There’s an interesting flare-up in the Georgia governor’s race that casts light on a disgusting phenomenon that’s especially though not exclusively common in the South. The Atlanta Journal-Constitution‘s Greg Bluestein has the story:
A part of Democrat Jason Carter’s economic pitch is a pledge to “professionalize” the state’s business recruiting office.
The Atlanta state senator said he wants to launch a nationwide search to find a “top notch” head of the Georgia Department of Economic Development rather than make what he views as a political appointment.
It’s a dig at Gov. Nathan Deal’s last two appointments to the post: Chris Cummiskey, a former Mirant executive who was a longtime GOP operative, and Chris Carr, who was U.S. Sen. Johnny Isakson’s chief of staff. Carter has said he has no ill will toward the men, but that another leader was needed to better sell Georgia.
“Right now the economic development office is essentially a political office,” he said Tuesday. “They set up ribbon cuttings.”
Deal and his minions fired back with chagrin at the terrible demagogic criticism of their hard-working smokestack chasers.
Carr said his office is “proud of each and every one of those ribbon cuttings,” which have led to about 100,000 jobs since 2011 and nearly $17.7 billion in investments. To suggest the office has been politicized, he said, “does a great disservice” to its more than 200 employees, some who have worked for years to land big projects.
The governor said in an interview Wednesday that Carter’s statement shows a “lack of understanding” about what the economic development office does.
No, I don’t think so. Carter’s right, from my experience in this area (and in Georgia): ground-breaking and ribbon-cutting ceremonies are ways to give the state and the governor political credit for things that were already happening. Deal says ribbon-cuttings are “simply symbolic representations of many, many thousands of hours of work of many dedicated people.” Maybe so, but the work is aimed at giving the state and the governor political credit for things that were already happening, and that are a tiny part of what “economic development” is really about.

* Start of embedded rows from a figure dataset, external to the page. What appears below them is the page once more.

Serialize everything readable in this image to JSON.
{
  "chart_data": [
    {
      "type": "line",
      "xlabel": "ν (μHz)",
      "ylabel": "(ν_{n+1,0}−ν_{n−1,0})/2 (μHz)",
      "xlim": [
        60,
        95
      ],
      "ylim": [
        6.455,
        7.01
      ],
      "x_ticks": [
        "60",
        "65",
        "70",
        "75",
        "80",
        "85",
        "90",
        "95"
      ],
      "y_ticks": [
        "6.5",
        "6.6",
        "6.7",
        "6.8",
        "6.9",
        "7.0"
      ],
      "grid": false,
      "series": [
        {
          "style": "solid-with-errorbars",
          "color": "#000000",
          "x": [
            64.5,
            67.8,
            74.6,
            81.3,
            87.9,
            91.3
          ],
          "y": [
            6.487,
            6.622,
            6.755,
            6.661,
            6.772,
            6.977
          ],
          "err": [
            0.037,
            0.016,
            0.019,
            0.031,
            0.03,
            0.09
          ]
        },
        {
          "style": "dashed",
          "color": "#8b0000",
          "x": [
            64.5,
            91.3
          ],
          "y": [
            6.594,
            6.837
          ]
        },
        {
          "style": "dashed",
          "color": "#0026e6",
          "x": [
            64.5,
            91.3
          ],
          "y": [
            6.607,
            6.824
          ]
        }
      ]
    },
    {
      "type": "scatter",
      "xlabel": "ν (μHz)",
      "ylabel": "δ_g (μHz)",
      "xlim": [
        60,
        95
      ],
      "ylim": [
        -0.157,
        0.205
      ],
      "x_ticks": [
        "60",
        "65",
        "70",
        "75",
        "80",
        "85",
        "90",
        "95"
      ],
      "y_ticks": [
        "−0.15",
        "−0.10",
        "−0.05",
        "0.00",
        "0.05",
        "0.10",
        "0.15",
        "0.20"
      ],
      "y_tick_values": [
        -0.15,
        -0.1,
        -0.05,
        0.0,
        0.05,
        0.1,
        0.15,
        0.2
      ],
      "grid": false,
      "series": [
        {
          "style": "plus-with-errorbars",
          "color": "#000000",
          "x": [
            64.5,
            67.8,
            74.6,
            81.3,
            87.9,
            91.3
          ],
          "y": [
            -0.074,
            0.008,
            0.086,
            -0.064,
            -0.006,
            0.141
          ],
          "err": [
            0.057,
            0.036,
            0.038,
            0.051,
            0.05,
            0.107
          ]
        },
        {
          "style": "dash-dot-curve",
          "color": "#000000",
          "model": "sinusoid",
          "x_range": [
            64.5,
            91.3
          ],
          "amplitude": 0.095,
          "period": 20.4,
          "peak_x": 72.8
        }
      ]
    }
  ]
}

This last point is the most important. The assumption, which has reconquered the South in the last couple of decades like a returning plague, that “corporate investment recruitment” and “economic development” are the same thing is outrageous on its face, and leads to the sort of corporate whoring behavior Rick Perry is so proud of. I’m not that familiar with Georgia’s corporate subsidy structure (other than its noxious film credits) these days, but Georgians should actually hope all those ribbon-cuttings really are as superficial as Carter suggests they are. Otherwise they are a celebration of self-abasement by a community that is incapable of building on its own resources, and thinks of development as something delivered to them by corporate gods from afar.